本好きのリビドー/悦楽の1冊~『生き抜くための俳句塾』(左右社:北大路翼 本体価格1600円)

池波正太郎や立原正秋の食と味にまつわるエッセイを読めば、たちどころに真似して一杯やりたくなる。小林信彦や蓮實重彥の映画評論を読めば一刻も早く、作品は何でもいいから劇場に駆けつけたくなる。
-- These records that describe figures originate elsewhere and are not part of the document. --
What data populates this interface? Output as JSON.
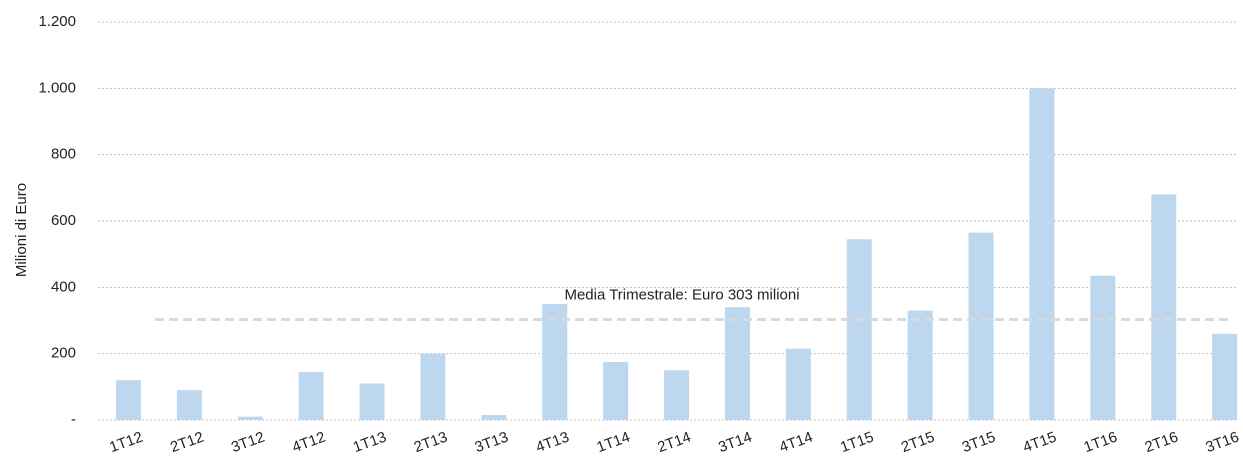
{
  "chart_data": {
    "type": "bar",
    "y_label": "Milioni di Euro",
    "categories": [
      "1T12",
      "2T12",
      "3T12",
      "4T12",
      "1T13",
      "2T13",
      "3T13",
      "4T13",
      "1T14",
      "2T14",
      "3T14",
      "4T14",
      "1T15",
      "2T15",
      "3T15",
      "4T15",
      "1T16",
      "2T16",
      "3T16"
    ],
    "values": [
      120,
      90,
      10,
      145,
      110,
      200,
      15,
      350,
      175,
      150,
      340,
      215,
      545,
      330,
      565,
      1000,
      435,
      680,
      260
    ],
    "color": "#bdd7ee",
    "ylim": [
      0,
      1200
    ],
    "yticks": [
      {
        "value": 0,
        "label": "-"
      },
      200,
      400,
      600,
      800,
      {
        "value": 1000,
        "label": "1.000"
      },
      {
        "value": 1200,
        "label": "1.200"
      }
    ],
    "grid": true,
    "reference_line": {
      "value": 303,
      "label": "Media Trimestrale: Euro 303 milioni",
      "color": "#d9d9d9"
    }
  }
}
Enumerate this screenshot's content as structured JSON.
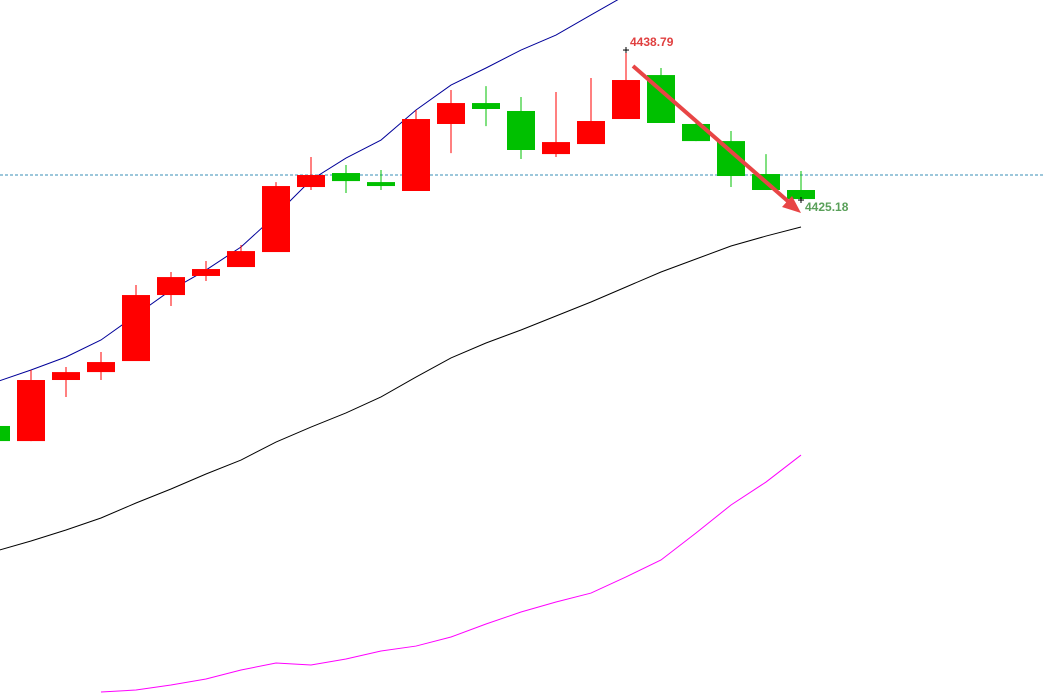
{
  "chart_data": {
    "type": "candlestick",
    "categories": [
      null,
      null,
      null,
      null,
      null,
      null,
      null,
      null,
      null,
      null,
      null,
      null,
      null,
      null,
      null,
      null,
      null,
      null,
      null,
      null,
      null,
      null,
      null,
      null
    ],
    "open": [
      4404.68,
      4403.31,
      4408.85,
      4409.57,
      4410.57,
      4416.56,
      4418.29,
      4419.1,
      4420.46,
      4426.36,
      4427.63,
      4426.81,
      4426.0,
      4432.08,
      4433.98,
      4433.26,
      4429.35,
      4430.26,
      4432.53,
      4436.52,
      4432.08,
      4430.53,
      4427.54,
      4426.09
    ],
    "high": [
      4404.68,
      4409.76,
      4410.03,
      4411.39,
      4417.47,
      4418.65,
      4419.65,
      4421.1,
      4426.81,
      4429.08,
      4428.36,
      4427.9,
      4433.35,
      4435.16,
      4435.52,
      4434.53,
      4434.98,
      4436.25,
      4438.79,
      4437.16,
      4432.53,
      4431.44,
      4429.35,
      4427.81
    ],
    "low": [
      4403.31,
      4403.31,
      4407.31,
      4408.85,
      4410.57,
      4415.56,
      4417.83,
      4419.1,
      4420.46,
      4426.09,
      4425.82,
      4426.09,
      4426.0,
      4429.44,
      4431.89,
      4428.9,
      4429.08,
      4430.26,
      4432.53,
      4432.17,
      4430.53,
      4426.36,
      4426.09,
      4425.18
    ],
    "close": [
      4403.31,
      4408.85,
      4409.57,
      4410.48,
      4416.56,
      4418.19,
      4418.92,
      4420.55,
      4426.45,
      4427.45,
      4426.9,
      4426.45,
      4432.53,
      4433.98,
      4433.44,
      4429.72,
      4430.44,
      4432.35,
      4436.07,
      4432.17,
      4430.53,
      4427.36,
      4426.09,
      4425.27
    ],
    "up_color": "#ff0000",
    "down_color": "#00c000",
    "series": [
      {
        "color": "#000099",
        "values": [
          4408.67,
          4409.76,
          4410.94,
          4412.48,
          4414.75,
          4417.01,
          4418.83,
          4420.92,
          4423.82,
          4427.0,
          4428.99,
          4430.62,
          4433.35,
          4435.61,
          4437.16,
          4438.79,
          4440.15,
          4441.97,
          4443.78,
          null,
          null,
          null,
          null,
          null
        ]
      },
      {
        "color": "#000000",
        "values": [
          4393.33,
          4394.24,
          4395.24,
          4396.33,
          4397.69,
          4398.96,
          4400.32,
          4401.59,
          4403.22,
          4404.58,
          4405.86,
          4407.31,
          4409.12,
          4410.85,
          4412.21,
          4413.39,
          4414.66,
          4415.93,
          4417.29,
          4418.65,
          4419.83,
          4421.01,
          4421.91,
          4422.73
        ]
      },
      {
        "color": "#ff00ff",
        "values": [
          null,
          null,
          null,
          4380.54,
          4380.72,
          4381.18,
          4381.72,
          4382.54,
          4383.17,
          4382.99,
          4383.54,
          4384.26,
          4384.71,
          4385.53,
          4386.71,
          4387.8,
          4388.71,
          4389.52,
          4390.98,
          4392.52,
          4394.97,
          4397.51,
          4399.59,
          4402.04
        ]
      }
    ],
    "reference_line": {
      "value": 4427.45,
      "color": "#3a8fb7"
    },
    "annotations": [
      {
        "value": 4438.79,
        "color": "#e04040"
      },
      {
        "value": 4425.18,
        "color": "#5aa05a"
      }
    ],
    "ylim": [
      4380.27,
      4443.33
    ]
  }
}
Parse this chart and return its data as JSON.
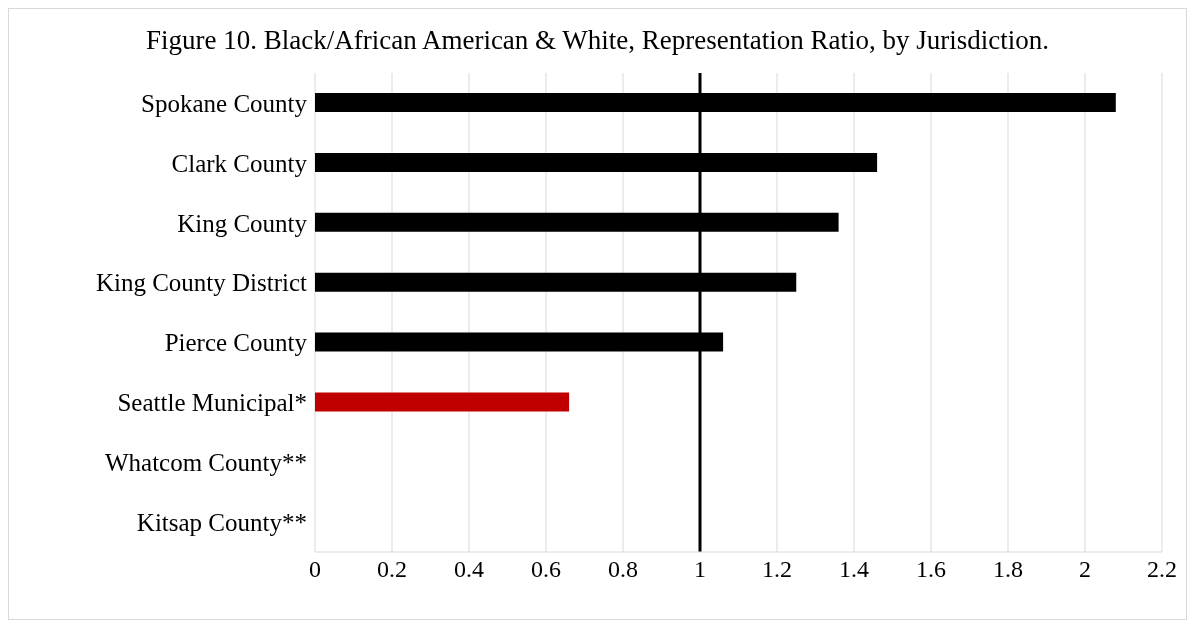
{
  "chart_data": {
    "type": "bar",
    "orientation": "horizontal",
    "title": "Figure 10. Black/African American & White, Representation Ratio, by Jurisdiction.",
    "categories": [
      "Spokane County",
      "Clark County",
      "King County",
      "King County District",
      "Pierce County",
      "Seattle Municipal*",
      "Whatcom County**",
      "Kitsap County**"
    ],
    "values": [
      2.08,
      1.46,
      1.36,
      1.25,
      1.06,
      0.66,
      null,
      null
    ],
    "colors": [
      "#000000",
      "#000000",
      "#000000",
      "#000000",
      "#000000",
      "#c00000",
      "#000000",
      "#000000"
    ],
    "xlim": [
      0,
      2.2
    ],
    "xticks": [
      0,
      0.2,
      0.4,
      0.6,
      0.8,
      1,
      1.2,
      1.4,
      1.6,
      1.8,
      2,
      2.2
    ],
    "grid": "x",
    "legend": false,
    "ref_lines": [
      {
        "axis": "x",
        "value": 1,
        "color": "#000000"
      }
    ]
  }
}
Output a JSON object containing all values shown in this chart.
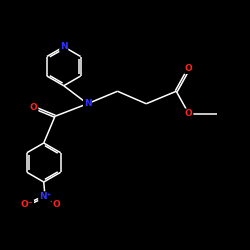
{
  "bg_color": "#000000",
  "bond_color": "#ffffff",
  "atom_colors": {
    "N": "#3333ff",
    "O": "#ff2222",
    "C": "#ffffff"
  },
  "figsize": [
    2.5,
    2.5
  ],
  "dpi": 100,
  "lw": 1.1,
  "fs": 6.5,
  "xlim": [
    0,
    10
  ],
  "ylim": [
    0,
    10
  ]
}
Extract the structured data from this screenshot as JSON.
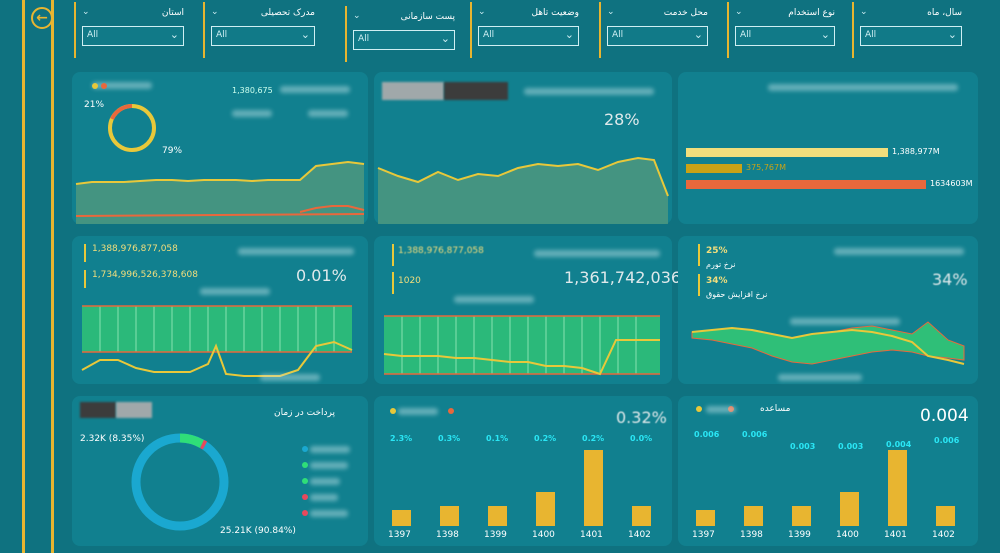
{
  "filters": [
    {
      "title": "سال، ماه",
      "value": "All"
    },
    {
      "title": "نوع استخدام",
      "value": "All"
    },
    {
      "title": "محل خدمت",
      "value": "All"
    },
    {
      "title": "وضعیت تاهل",
      "value": "All"
    },
    {
      "title": "پست سازمانی",
      "value": "All"
    },
    {
      "title": "مدرک تحصیلی",
      "value": "All"
    },
    {
      "title": "استان",
      "value": "All"
    }
  ],
  "card1": {
    "donut_small_pct": "21%",
    "donut_large_pct": "79%",
    "kpi_value": "1,380,675"
  },
  "card2": {
    "kpi": "28%"
  },
  "card3": {
    "bars": [
      {
        "label": "1,388,977M",
        "value": 1388977,
        "color": "#f2de7c"
      },
      {
        "label": "375,767M",
        "value": 375767,
        "color": "#c9a216"
      },
      {
        "label": "1634603M",
        "value": 1634603,
        "color": "#e8683c"
      }
    ]
  },
  "card4": {
    "v1": "1,388,976,877,058",
    "v2": "1,734,996,526,378,608",
    "kpi": "0.01%"
  },
  "card5": {
    "v1": "1,388,976,877,058",
    "v2": "1020",
    "kpi": "1,361,742,036"
  },
  "card6": {
    "p1": "25%",
    "l1": "نرخ تورم",
    "p2": "34%",
    "l2": "نرخ افزایش حقوق",
    "kpi": "34%"
  },
  "card7": {
    "title": "پرداخت در زمان",
    "label_small": "2.32K (8.35%)",
    "label_large": "25.21K (90.84%)"
  },
  "chart_data": [
    {
      "type": "bar",
      "categories": [
        "1397",
        "1398",
        "1399",
        "1400",
        "1401",
        "1402"
      ],
      "values": [
        2.3,
        0.3,
        0.1,
        0.2,
        0.2,
        0.0
      ],
      "labels": [
        "2.3%",
        "0.3%",
        "0.1%",
        "0.2%",
        "0.2%",
        "0.0%"
      ],
      "heights": [
        16,
        20,
        20,
        34,
        76,
        20
      ],
      "kpi": "0.32%"
    },
    {
      "type": "bar",
      "categories": [
        "1397",
        "1398",
        "1399",
        "1400",
        "1401",
        "1402"
      ],
      "values": [
        0.006,
        0.006,
        0.003,
        0.003,
        0.004,
        0.006
      ],
      "labels": [
        "0.006",
        "0.006",
        "0.003",
        "0.003",
        "0.004",
        "0.006"
      ],
      "heights": [
        16,
        20,
        20,
        34,
        76,
        20
      ],
      "kpi": "0.004",
      "legend": "مساعده"
    }
  ]
}
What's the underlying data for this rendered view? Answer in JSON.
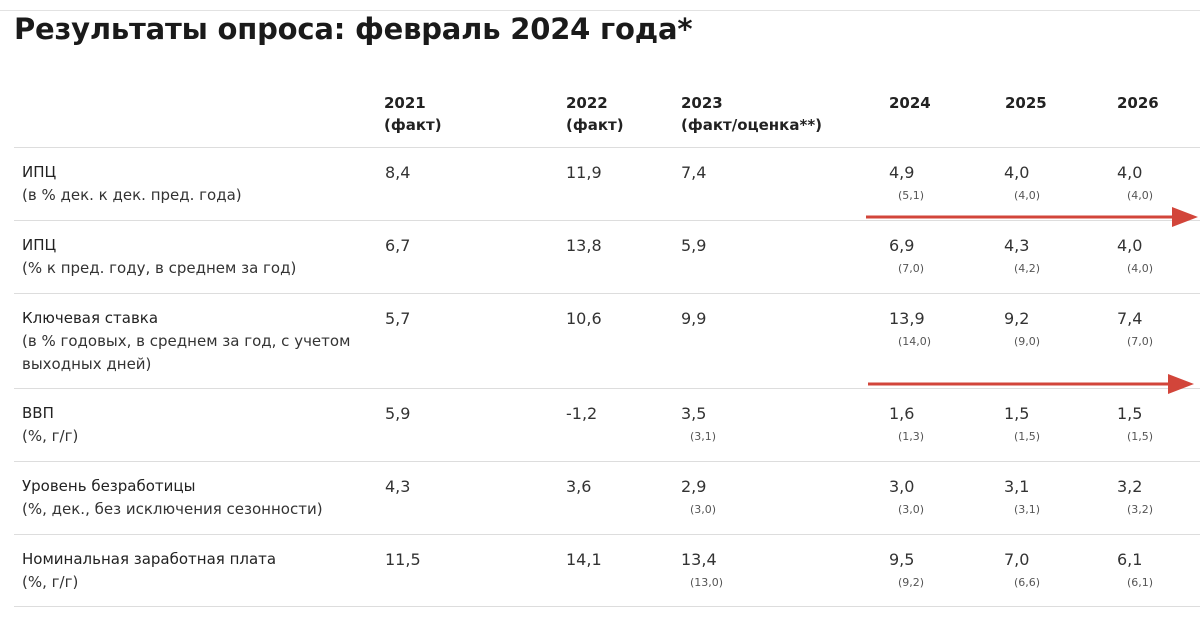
{
  "title": "Результаты опроса: февраль 2024 года*",
  "columns": [
    {
      "year": "2021",
      "note": "(факт)"
    },
    {
      "year": "2022",
      "note": "(факт)"
    },
    {
      "year": "2023",
      "note": "(факт/оценка**)"
    },
    {
      "year": "2024",
      "note": ""
    },
    {
      "year": "2025",
      "note": ""
    },
    {
      "year": "2026",
      "note": ""
    }
  ],
  "rows": [
    {
      "label": "ИПЦ",
      "sublabel": [
        "(в % дек. к дек. пред. года)"
      ],
      "values": [
        "8,4",
        "11,9",
        "7,4",
        "4,9",
        "4,0",
        "4,0"
      ],
      "previous": [
        "",
        "",
        "",
        "(5,1)",
        "(4,0)",
        "(4,0)"
      ]
    },
    {
      "label": "ИПЦ",
      "sublabel": [
        "(% к пред. году, в среднем за год)"
      ],
      "values": [
        "6,7",
        "13,8",
        "5,9",
        "6,9",
        "4,3",
        "4,0"
      ],
      "previous": [
        "",
        "",
        "",
        "(7,0)",
        "(4,2)",
        "(4,0)"
      ]
    },
    {
      "label": "Ключевая ставка",
      "sublabel": [
        "(в % годовых, в среднем за год, с учетом",
        "выходных дней)"
      ],
      "values": [
        "5,7",
        "10,6",
        "9,9",
        "13,9",
        "9,2",
        "7,4"
      ],
      "previous": [
        "",
        "",
        "",
        "(14,0)",
        "(9,0)",
        "(7,0)"
      ]
    },
    {
      "label": "ВВП",
      "sublabel": [
        "(%, г/г)"
      ],
      "values": [
        "5,9",
        "-1,2",
        "3,5",
        "1,6",
        "1,5",
        "1,5"
      ],
      "previous": [
        "",
        "",
        "(3,1)",
        "(1,3)",
        "(1,5)",
        "(1,5)"
      ]
    },
    {
      "label": "Уровень безработицы",
      "sublabel": [
        "(%, дек., без исключения сезонности)"
      ],
      "values": [
        "4,3",
        "3,6",
        "2,9",
        "3,0",
        "3,1",
        "3,2"
      ],
      "previous": [
        "",
        "",
        "(3,0)",
        "(3,0)",
        "(3,1)",
        "(3,2)"
      ]
    },
    {
      "label": "Номинальная заработная плата",
      "sublabel": [
        "(%, г/г)"
      ],
      "values": [
        "11,5",
        "14,1",
        "13,4",
        "9,5",
        "7,0",
        "6,1"
      ],
      "previous": [
        "",
        "",
        "(13,0)",
        "(9,2)",
        "(6,6)",
        "(6,1)"
      ]
    }
  ],
  "arrow_color": "#d2453a"
}
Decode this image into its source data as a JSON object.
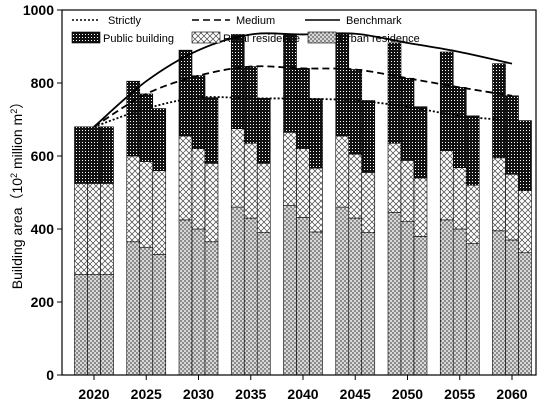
{
  "chart_data": {
    "type": "bar",
    "categories": [
      "2020",
      "2025",
      "2030",
      "2035",
      "2040",
      "2045",
      "2050",
      "2055",
      "2060"
    ],
    "sub_bars": [
      "Benchmark",
      "Medium",
      "Strictly"
    ],
    "stack_layers": [
      {
        "name": "Urban residence",
        "pattern": "dots"
      },
      {
        "name": "Rural residence",
        "pattern": "cross"
      },
      {
        "name": "Public building",
        "pattern": "dense"
      }
    ],
    "stacks": {
      "Benchmark": {
        "Urban residence": [
          275,
          365,
          425,
          460,
          465,
          460,
          445,
          425,
          395
        ],
        "Rural residence": [
          250,
          235,
          230,
          215,
          200,
          195,
          190,
          190,
          200
        ],
        "Public building": [
          155,
          205,
          235,
          258,
          268,
          280,
          275,
          270,
          258
        ]
      },
      "Medium": {
        "Urban residence": [
          275,
          350,
          400,
          430,
          432,
          430,
          420,
          400,
          370
        ],
        "Rural residence": [
          250,
          235,
          220,
          205,
          188,
          175,
          168,
          168,
          180
        ],
        "Public building": [
          155,
          185,
          200,
          210,
          220,
          232,
          225,
          220,
          215
        ]
      },
      "Strictly": {
        "Urban residence": [
          275,
          330,
          365,
          390,
          392,
          390,
          380,
          360,
          335
        ],
        "Rural residence": [
          250,
          230,
          215,
          190,
          175,
          165,
          160,
          160,
          170
        ],
        "Public building": [
          155,
          170,
          180,
          178,
          190,
          197,
          195,
          190,
          192
        ]
      }
    },
    "line_series": [
      {
        "name": "Strictly",
        "style": "dotted",
        "values": [
          680,
          730,
          760,
          758,
          757,
          752,
          735,
          710,
          697
        ]
      },
      {
        "name": "Medium",
        "style": "dashed",
        "values": [
          680,
          770,
          820,
          845,
          840,
          837,
          813,
          788,
          765
        ]
      },
      {
        "name": "Benchmark",
        "style": "solid",
        "values": [
          680,
          805,
          890,
          933,
          933,
          935,
          910,
          885,
          853
        ]
      }
    ],
    "ylabel_prefix": "Building area（10",
    "ylabel_sup": "2",
    "ylabel_mid": " million m",
    "ylabel_sup2": "2",
    "ylabel_suffix": "）",
    "ylim": [
      0,
      1000
    ],
    "yticks": [
      0,
      200,
      400,
      600,
      800,
      1000
    ],
    "legend": {
      "row1": [
        "Strictly",
        "Medium",
        "Benchmark"
      ],
      "row2": [
        "Public building",
        "Rural residence",
        "Urban residence"
      ]
    }
  }
}
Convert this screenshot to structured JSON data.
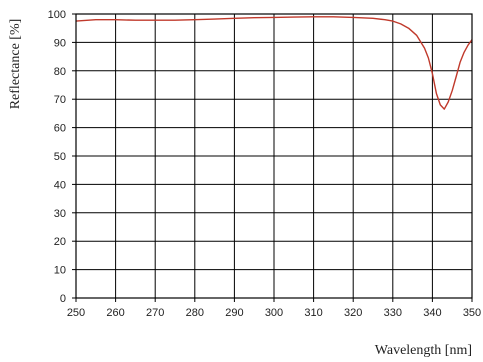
{
  "chart_data": {
    "type": "line",
    "title": "",
    "xlabel": "Wavelength [nm]",
    "ylabel": "Reflectance [%]",
    "xlim": [
      250,
      350
    ],
    "ylim": [
      0,
      100
    ],
    "x_ticks": [
      "250",
      "260",
      "270",
      "280",
      "290",
      "300",
      "310",
      "320",
      "330",
      "340",
      "350"
    ],
    "y_ticks": [
      "0",
      "10",
      "20",
      "30",
      "40",
      "50",
      "60",
      "70",
      "80",
      "90",
      "100"
    ],
    "grid": true,
    "legend": "none",
    "series_color": "#c0392b",
    "series": [
      {
        "x": [
          250,
          255,
          260,
          265,
          270,
          275,
          280,
          285,
          290,
          295,
          300,
          305,
          310,
          315,
          320,
          325,
          328,
          330,
          332,
          334,
          336,
          338,
          339,
          340,
          341,
          342,
          343,
          344,
          345,
          346,
          347,
          348,
          349,
          350
        ],
        "y": [
          97.5,
          98.0,
          98.0,
          97.8,
          97.8,
          97.8,
          98.0,
          98.2,
          98.5,
          98.7,
          98.8,
          98.9,
          99.0,
          99.0,
          98.8,
          98.5,
          98.0,
          97.5,
          96.5,
          95.0,
          92.5,
          88.0,
          84.5,
          79.0,
          72.0,
          68.0,
          66.5,
          69.0,
          73.0,
          78.0,
          83.0,
          86.5,
          89.0,
          91.0
        ]
      }
    ]
  }
}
同様に本書読了の暁には、四の五の言わず、とにかく無性に一句、衝動的に詠みたくなるはずだ。友人仲間でメンバーに誘えそうな顔が思い浮かぶようなら、間違いなく句会も開きたくなるだろう。その点で著者は対世間的に俳句の世界における最良のアジテーターなのはまぎれもない。

いちいち腹にコタえる台詞の清々しさ

口調こそ一見ぶっきらぼうだが、実際、きわめて親切な構成。〝俳人になるための心構え一〇箇条〟と題された冒頭から、さながら殺し文句のオンパレードぶりに痺れる。問題は、俳句の作りかたが分からぬことより「感動の仕方が分からない」ことと説き、「いかに無駄なことに有限の時間や金を使えるかで人間の価値が決まる」(その通り。涙目で同意)「道楽は欲望の肯定である」「俳句も肯定だ」(何だか〝落語とは人間の業の肯定〟と語った立川談志師匠みたいになってきた)。「謙虚さは傲慢である」「本当の一流は二流を馬鹿にしたりしない」「思い立ってすぐ帰れるところをふるさととは呼ばない」…全くいちいち腹にコタえる台詞の清々しさよ。

無地白紙の人へ作句上の発想のヒントを伝授し、句会の実践法を中継風に披露、そして、読者から寄せられた人生相談に俳句で回答して最後に、「なんとなく憶えてしまって、もう一度読みたくなる」「惚れた」句を芭蕉を皮切りにずらり。至れり尽くせりではないか。

「いい天気だな。入院しよう」の挿入句がおかしい著者の最新句集「見えない傷」(春陽堂書店)と併せてお薦め。